The default workflow does not enable Team Cymru checks because GitHub-hosted
runners can hit TCP/43 rate limits or empty responses. Run `--bgp-validator
cymru` manually or from infrastructure with stable egress when BGP confidence
signals are required.
## Consuming The Dataset
CSV:
```bash
curl -L -o geofeed.csv.gz \
https://github.com/ipanalytics/GeoFeed-Harvester/releases/latest/download/geofeed.csv.gz
```
JSONL:
```bash
curl -L -o geofeed.jsonl.gz \
https://github.com/ipanalytics/GeoFeed-Harvester/releases/latest/download/geofeed.jsonl.gz
```
Parquet:
```bash
curl -L -o geofeed.parquet \
https://github.com/ipanalytics/GeoFeed-Harvester/releases/latest/download/geofeed.parquet
```
Metadata and daily diff:
```bash
curl -L -o manifest.json \
https://github.com/ipanalytics/GeoFeed-Harvester/releases/latest/download/manifest.json
curl -L -o diff.json \
https://github.com/ipanalytics/GeoFeed-Harvester/releases/latest/download/diff.json
```
Example Python:
```python
import csv
with open("geofeed.csv", newline="", encoding="utf-8") as fh:
for row in csv.DictReader(fh):
if row["bgp_valid"] == "true":
print(row["prefix"], row["country"], row["city"])
```
## Standards
- Geofeed file format: RFC 8805.
- Discovery mechanism: RFC 9632, which replaced RFC 9092.

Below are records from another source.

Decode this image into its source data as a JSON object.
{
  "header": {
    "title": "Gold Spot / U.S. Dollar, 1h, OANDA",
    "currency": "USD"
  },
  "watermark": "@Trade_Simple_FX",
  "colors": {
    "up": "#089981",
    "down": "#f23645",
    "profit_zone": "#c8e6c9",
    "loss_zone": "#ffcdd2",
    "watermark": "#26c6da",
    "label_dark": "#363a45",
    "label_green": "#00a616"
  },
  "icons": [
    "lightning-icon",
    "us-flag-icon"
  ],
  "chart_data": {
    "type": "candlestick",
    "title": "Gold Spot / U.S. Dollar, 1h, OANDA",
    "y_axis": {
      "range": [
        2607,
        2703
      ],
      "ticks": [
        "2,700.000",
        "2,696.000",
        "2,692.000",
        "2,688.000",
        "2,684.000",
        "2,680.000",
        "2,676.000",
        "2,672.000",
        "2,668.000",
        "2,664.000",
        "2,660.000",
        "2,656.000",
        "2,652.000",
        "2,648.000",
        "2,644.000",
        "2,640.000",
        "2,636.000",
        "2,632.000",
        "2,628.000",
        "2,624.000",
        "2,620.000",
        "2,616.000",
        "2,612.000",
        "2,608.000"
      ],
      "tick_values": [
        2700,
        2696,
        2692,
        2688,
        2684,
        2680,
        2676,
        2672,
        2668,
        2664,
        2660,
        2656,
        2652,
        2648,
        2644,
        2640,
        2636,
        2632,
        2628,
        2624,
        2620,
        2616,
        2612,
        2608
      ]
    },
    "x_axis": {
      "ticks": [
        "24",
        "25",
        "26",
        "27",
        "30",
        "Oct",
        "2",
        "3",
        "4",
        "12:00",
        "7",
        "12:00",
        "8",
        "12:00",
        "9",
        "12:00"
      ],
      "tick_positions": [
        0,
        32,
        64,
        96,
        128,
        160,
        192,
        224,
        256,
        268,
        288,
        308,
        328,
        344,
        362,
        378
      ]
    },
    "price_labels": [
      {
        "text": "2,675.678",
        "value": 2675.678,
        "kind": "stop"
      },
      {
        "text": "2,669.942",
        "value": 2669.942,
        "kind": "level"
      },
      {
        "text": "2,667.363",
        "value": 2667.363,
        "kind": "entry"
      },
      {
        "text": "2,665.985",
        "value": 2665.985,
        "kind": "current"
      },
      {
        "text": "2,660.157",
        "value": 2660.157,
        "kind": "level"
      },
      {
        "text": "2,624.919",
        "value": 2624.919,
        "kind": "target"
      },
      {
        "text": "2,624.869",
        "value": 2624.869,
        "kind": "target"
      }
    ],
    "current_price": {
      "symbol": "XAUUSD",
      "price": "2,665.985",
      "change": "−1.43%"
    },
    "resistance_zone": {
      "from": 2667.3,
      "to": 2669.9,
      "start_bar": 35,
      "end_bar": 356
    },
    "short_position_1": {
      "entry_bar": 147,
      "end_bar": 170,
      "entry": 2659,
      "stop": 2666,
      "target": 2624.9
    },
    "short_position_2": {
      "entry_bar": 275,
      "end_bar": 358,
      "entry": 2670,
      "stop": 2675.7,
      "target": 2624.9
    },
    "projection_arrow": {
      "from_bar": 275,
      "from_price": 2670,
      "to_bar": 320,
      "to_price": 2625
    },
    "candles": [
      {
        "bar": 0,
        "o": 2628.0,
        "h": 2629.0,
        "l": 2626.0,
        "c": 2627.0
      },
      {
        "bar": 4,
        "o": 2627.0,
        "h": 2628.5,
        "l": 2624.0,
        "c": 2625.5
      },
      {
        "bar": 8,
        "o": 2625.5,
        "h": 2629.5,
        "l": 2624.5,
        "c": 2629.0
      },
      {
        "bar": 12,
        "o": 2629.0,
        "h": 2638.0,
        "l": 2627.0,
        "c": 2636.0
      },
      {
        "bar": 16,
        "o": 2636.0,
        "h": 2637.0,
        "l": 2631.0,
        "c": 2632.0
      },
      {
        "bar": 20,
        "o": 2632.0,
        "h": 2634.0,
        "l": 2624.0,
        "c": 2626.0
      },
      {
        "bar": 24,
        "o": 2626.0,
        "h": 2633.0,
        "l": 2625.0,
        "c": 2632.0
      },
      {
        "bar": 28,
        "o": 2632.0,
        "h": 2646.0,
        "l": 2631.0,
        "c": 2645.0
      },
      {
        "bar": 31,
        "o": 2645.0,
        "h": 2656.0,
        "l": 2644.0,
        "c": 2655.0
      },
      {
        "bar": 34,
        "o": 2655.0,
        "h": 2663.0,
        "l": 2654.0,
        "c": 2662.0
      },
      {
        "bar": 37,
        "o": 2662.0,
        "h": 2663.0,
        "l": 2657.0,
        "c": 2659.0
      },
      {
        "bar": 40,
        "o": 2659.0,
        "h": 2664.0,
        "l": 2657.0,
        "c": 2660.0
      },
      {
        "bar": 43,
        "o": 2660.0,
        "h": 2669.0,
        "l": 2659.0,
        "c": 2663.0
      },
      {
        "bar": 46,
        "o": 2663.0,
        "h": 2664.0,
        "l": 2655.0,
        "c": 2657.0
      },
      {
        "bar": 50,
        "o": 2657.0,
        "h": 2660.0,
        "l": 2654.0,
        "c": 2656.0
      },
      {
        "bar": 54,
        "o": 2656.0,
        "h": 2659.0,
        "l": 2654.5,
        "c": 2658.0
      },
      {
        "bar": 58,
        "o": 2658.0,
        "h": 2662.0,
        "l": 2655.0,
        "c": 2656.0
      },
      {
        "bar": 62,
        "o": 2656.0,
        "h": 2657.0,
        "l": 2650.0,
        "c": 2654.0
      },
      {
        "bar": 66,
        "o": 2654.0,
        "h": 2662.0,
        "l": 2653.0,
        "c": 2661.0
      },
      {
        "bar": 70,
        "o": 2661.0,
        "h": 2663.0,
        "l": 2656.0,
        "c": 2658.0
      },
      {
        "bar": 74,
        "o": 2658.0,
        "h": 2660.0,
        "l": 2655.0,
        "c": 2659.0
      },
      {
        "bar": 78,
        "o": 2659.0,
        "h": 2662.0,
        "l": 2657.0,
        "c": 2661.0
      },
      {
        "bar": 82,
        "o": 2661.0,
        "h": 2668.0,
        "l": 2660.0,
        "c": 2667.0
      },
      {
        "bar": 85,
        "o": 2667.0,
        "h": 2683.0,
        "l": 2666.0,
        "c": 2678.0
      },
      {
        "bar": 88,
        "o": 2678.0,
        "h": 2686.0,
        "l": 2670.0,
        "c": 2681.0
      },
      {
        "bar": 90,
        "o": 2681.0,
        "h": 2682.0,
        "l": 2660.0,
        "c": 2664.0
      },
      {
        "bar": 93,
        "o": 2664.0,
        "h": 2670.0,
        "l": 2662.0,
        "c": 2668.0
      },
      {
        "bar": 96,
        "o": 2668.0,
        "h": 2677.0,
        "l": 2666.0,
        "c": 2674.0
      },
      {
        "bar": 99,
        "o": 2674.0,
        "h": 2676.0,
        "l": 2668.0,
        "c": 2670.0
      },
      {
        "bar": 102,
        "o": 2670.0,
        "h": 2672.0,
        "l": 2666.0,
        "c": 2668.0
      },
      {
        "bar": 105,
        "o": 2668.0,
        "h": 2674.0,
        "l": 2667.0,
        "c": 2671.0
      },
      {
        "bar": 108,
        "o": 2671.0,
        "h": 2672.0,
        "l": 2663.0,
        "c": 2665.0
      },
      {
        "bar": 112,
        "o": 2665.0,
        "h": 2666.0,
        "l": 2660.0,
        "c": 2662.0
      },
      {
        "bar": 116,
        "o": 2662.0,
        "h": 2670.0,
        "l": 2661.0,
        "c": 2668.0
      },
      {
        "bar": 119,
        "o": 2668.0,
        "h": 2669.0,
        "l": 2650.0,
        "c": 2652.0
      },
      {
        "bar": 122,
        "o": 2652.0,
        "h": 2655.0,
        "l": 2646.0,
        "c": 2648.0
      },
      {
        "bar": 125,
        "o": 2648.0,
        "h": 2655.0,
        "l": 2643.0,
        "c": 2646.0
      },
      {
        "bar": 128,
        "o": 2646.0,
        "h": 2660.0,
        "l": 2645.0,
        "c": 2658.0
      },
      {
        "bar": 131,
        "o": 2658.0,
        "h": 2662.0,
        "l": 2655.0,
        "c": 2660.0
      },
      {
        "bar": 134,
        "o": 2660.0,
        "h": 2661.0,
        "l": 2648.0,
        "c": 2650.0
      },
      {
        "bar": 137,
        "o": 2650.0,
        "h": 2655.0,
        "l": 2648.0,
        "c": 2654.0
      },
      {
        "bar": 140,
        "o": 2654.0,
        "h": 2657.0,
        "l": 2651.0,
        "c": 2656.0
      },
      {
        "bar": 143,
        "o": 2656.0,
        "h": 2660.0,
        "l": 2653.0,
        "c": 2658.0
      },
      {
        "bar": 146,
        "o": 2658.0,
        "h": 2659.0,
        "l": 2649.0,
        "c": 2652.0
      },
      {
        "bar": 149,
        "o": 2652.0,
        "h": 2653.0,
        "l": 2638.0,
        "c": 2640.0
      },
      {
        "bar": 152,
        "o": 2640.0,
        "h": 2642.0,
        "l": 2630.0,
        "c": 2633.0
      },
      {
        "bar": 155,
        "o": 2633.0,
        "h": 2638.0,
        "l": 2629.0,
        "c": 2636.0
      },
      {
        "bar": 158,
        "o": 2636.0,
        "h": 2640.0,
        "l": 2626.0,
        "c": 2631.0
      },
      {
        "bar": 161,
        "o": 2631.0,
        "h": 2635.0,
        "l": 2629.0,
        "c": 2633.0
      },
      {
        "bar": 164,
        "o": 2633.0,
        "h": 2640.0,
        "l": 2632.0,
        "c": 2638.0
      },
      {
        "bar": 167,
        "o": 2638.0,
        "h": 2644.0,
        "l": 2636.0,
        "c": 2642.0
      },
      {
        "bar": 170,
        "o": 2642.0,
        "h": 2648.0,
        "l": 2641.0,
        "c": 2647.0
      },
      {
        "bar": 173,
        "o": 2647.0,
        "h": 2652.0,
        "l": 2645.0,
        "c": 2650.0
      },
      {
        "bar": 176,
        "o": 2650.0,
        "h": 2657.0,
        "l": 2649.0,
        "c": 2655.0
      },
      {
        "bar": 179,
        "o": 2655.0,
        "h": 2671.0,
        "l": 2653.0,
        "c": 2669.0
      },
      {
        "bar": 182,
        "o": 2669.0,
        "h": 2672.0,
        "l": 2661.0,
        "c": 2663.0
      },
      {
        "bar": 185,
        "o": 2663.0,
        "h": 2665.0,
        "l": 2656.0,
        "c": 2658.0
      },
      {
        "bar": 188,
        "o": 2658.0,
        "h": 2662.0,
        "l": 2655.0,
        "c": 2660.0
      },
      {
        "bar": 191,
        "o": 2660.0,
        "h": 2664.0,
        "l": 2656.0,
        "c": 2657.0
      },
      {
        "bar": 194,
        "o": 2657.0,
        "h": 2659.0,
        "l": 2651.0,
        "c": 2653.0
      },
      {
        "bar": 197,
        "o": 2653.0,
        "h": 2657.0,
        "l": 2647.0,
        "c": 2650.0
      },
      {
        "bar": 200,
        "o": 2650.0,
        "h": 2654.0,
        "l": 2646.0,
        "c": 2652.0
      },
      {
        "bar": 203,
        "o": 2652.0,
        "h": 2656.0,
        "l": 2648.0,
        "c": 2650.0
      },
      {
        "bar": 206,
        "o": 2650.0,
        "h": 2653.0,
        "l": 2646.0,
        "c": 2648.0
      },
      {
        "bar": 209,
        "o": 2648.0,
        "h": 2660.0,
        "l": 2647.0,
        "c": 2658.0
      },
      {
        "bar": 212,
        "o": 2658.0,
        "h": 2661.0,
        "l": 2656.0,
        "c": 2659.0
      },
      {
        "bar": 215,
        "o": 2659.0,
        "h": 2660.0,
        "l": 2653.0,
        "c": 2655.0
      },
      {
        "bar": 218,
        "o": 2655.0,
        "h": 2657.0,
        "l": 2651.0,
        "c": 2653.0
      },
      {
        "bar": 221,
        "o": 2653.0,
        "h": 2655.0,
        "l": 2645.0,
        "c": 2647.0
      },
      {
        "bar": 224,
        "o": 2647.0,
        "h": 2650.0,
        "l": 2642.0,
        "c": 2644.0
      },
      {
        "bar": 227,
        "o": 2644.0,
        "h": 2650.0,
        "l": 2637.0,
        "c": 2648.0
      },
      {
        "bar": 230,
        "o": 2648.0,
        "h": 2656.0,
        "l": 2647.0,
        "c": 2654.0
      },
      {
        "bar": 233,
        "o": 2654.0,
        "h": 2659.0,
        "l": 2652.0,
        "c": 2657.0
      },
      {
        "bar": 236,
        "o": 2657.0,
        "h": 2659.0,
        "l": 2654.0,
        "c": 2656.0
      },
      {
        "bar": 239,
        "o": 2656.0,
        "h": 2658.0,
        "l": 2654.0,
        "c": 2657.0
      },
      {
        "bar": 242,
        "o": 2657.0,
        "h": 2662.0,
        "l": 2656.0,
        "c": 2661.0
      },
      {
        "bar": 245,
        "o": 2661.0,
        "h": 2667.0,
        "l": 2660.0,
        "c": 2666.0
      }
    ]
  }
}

- Large-scale discovery should use RIR bulk data instead of brute-force WHOIS or
RDAP scans.
- RPKI CMS signature verification is delegated to external tooling when enabled.
## Why Team Cymru
The harvester can use Team Cymru's IP-to-ASN Mapping Service for bulk BGP
visibility checks. It sends many probe IPs in one TCP/43 bulk WHOIS session
instead of making thousands of individual WHOIS calls.
This is used only for route visibility/confidence. Team Cymru is not treated as
a geolocation source.
## Trust Model
This dataset is not a magic truth oracle. It is a normalized view of
operator-published geofeed data with explicit provenance.
Useful confidence signals:
- The row came from a public RIR-discovered geofeed.
- The prefix is inside the referring inetnum.
- The prefix is visible in BGP.
- The row has no schema or overlap flags.
- Future signature validation can confirm signed geofeeds.
Rows with flags are retained because they are useful for debugging and research,
but consumers can filter them out.
## Development
Run tests:
```bash
python -m pytest
```
Compile check:
```bash
python -m compileall geofeed_harvester tests
```
## Status
This is an early harvester implementation. The core pipeline works, but the next
valuable additions are:
- authenticated ARIN bulk adapter;
- first-class CMS signature discovery for signed geofeeds;
- optional release retention policy for historical daily datasets.